南朝陳(チン)の徐徳言(ジョトクゲン)の妻は皇帝の妹で、才色兼備であった。
隨の軍勢が陳に攻め入って国が危うくなった時、徐徳言は妻に向かって
「国が滅びることになったら、お前の容色と才気からすれば、きっと敵の権力者のものになって
しまうだろう。そうなればもう会えなくなる。だがもしも縁があれば再会したい。」
乃(すなは)ち一鏡を破(やぶ)りて、各(おのおの)その半(なか)ばを執り、約して曰く
「きっと正月十五日に、都の市場でこれを売っていてくれ。わたしが生きていたら、かならず
その日に訪ねていくから」
と約束しました。
やがて陳が滅びると、徐徳言の妻は、隋の権力者楊素(ヨウソ)のものになってしまい、
その才色の故に寵愛を受けることが並ではなかった。
一方、徐徳言は敵兵を逃れて、苦労の末やっと約束の正月十五日に、都の市場に辿りつきました。
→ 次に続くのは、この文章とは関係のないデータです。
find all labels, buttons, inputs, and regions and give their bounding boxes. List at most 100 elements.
市場の外れで下男風の男が半分に欠けた鏡を高い値段で売っているのを見つけました。
徐徳言は、その男に事情を話し、
半鏡を出(い)だして、以て之を合わす。
そこで鏡に詩を書きつけました。
鏡と人と倶(とも)に去り
鏡帰るも人帰らず
復(ま)た嫦娥(コウガ)の影なく
空(むな)しく明月の輝くを留む
召使いの持ち帰ったその詩を見た徐徳言の妻は、泣くばかりで物も食べなくなった。
楊素は事情を知って驚き、早速に徐徳言を呼び寄せて妻を返してやりました。
これに因(ちな)んで、【破鏡】は、夫婦の離婚に譬えられ、また
「破鏡重ねて照らさず」は、一旦別れた夫婦は、再びもとに戻らないと言う意味に用いられます。